Идем мы, значит, с Вовой идем, оба понурые и немного напуганные – черт знает, что еще выкинет их обезумевший товарищ. Возьмет, чего доброго, и откроет огонь на поражение.
Вот уже пост, на котором стоит эта «редиска». И тут же этот нехороший человек выкрикивает бодрым таким голосом:
– Стой, кто идет!
Я в ответ ему строго по Уставу:
– Идет разводящий!
Безумец наш, который, судя по голосу, не очень похож на безумца, игривым тоном подает команду:
– Разводящий ко мне, остальные на месте!
В таких случаях разводящий подает команду:
– Смена, стой!
После этого он продолжает идти один. В той ситуации все было так, как предписывает Устав. И, как гром среди ясного неба поступает команда:
– Разводящий, стой!
В моем мозгу молниеносно пронеслось – сейчас начнет палить без предупредительного выстрела в воздух, но команду выполнил неукоснительно. Шутки давно закончились.
В данном случае идет разговор не двух друзей-сослуживцев, а часового с разводящим. Киргиз продолжает умничать:
– Разводящий, осветить лицо!
В других случаях, разводящий фонарик берет с собой не всегда, чего уж греха таить, хотя, если следовать, букве Устава, то фонарик это обязательный инструмент разводящего в темное время суток.

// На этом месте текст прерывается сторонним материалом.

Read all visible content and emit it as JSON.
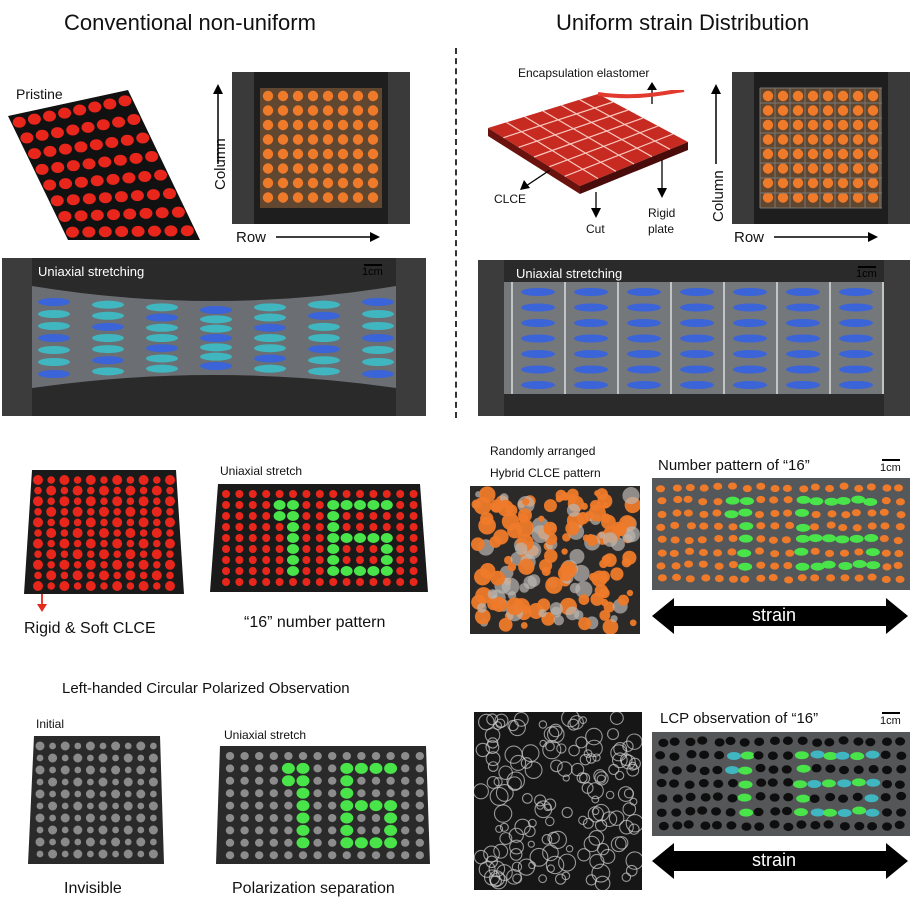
{
  "titles": {
    "left": "Conventional non-uniform",
    "right": "Uniform strain Distribution"
  },
  "top_left": {
    "pristine": "Pristine",
    "column": "Column",
    "row": "Row",
    "uniaxial_stretching": "Uniaxial stretching",
    "scale": "1cm"
  },
  "top_right": {
    "encapsulation": "Encapsulation elastomer",
    "clce": "CLCE",
    "cut": "Cut",
    "rigid_plate_1": "Rigid",
    "rigid_plate_2": "plate",
    "column": "Column",
    "row": "Row",
    "uniaxial_stretching": "Uniaxial stretching",
    "scale": "1cm"
  },
  "mid_left": {
    "uniaxial_stretch": "Uniaxial stretch",
    "rigid_soft": "Rigid & Soft CLCE",
    "number_pattern": "“16” number pattern"
  },
  "mid_right": {
    "random_1": "Randomly arranged",
    "random_2": "Hybrid CLCE pattern",
    "number_pattern_title": "Number pattern of “16”",
    "scale": "1cm",
    "strain": "strain"
  },
  "bottom_left": {
    "heading": "Left-handed Circular Polarized Observation",
    "initial": "Initial",
    "uniaxial_stretch": "Uniaxial stretch",
    "invisible": "Invisible",
    "polarization": "Polarization separation"
  },
  "bottom_right": {
    "lcp_title": "LCP observation of “16”",
    "scale": "1cm",
    "strain": "strain"
  },
  "colors": {
    "led_red": "#e8261c",
    "led_orange": "#ee7a2a",
    "led_green": "#49e34a",
    "led_blue": "#3a64d8",
    "led_teal": "#3fb6c0",
    "dark_panel": "#2b2b2b"
  }
}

Но кто у нас живет, соблюдая все требования законов? Скучное это занятие, поэтому в обычной жизни, разводящий всячески старается «забыть» фонарик в караулке.
На этот раз, учитывая, что товарищ их умом не того, я решил ничего не упускать из вида и выполнять все его требования.
В данный момент, он не только мой товарищ и сослуживец, а часовой со всеми вытекающими.
Скажи он – мордой в грязь, пришлось бы испачкать лицо, хотя и малоприятное это занятие. Сказал он осветить лицо, и я покорно показал ему свое лицо под ракурсом яркого луча фонарика.
Так велит Устав. Освещаю свое лицо, а сам думаю, что же еще этот гад придумает, неужели прикажет по-пластунски вилять задницей.
А меж тем человек, принесший всему составу бодрствующей смены караула столько неприятных моментов, катался по земле, извиваясь в диком хохоте.
Подошел Вова, и мы с ним оба, еще в ступоре, молча наблюдали над тем, как эта сволочь, просто напросто решила «повеселиться» над нами.
Как оказалось, Киргиз так пошутил. Шутил он и в первый раз, когда клацал затвором; шутил и во второй раз, проявляя излишнюю требовательность, хоть и вполне законную, но столь не присущую статусу старослужащего.
А ведь до дембеля нам обоим оставалось времени всего-то месяц с небольшим, по крайней мере, моему дембелю.
Я уволился в запас в числе первых, в начале апреля. Киргиз оставался еще после меня и в каком месяце он ушел, я не знал – уже гражданский человек.
Когда, возвращаясь с ним в караулку, я спросил у него, с чего это ему взбрендило шутки шутить, ведь мы же с Вовой могли в штаны накласть, Киргиз объяснил:
– Ночь теплая, небо звездное – так размечтался о скором дембеле, что не заметил, как пролетели два положенных часа. Я ему:
– А, если бы тебя, сукиного сына, я не стал менять?
Он:
– Ну, и что – простоял бы еще пару часов. Рано, или поздно ты все равно поменял бы.
Простоять дополнительное время – не каждый согласится, это ведь его личное время, время отдыха. На такое был способен только Киргиз, человек, отличающийся своими необычными поступками.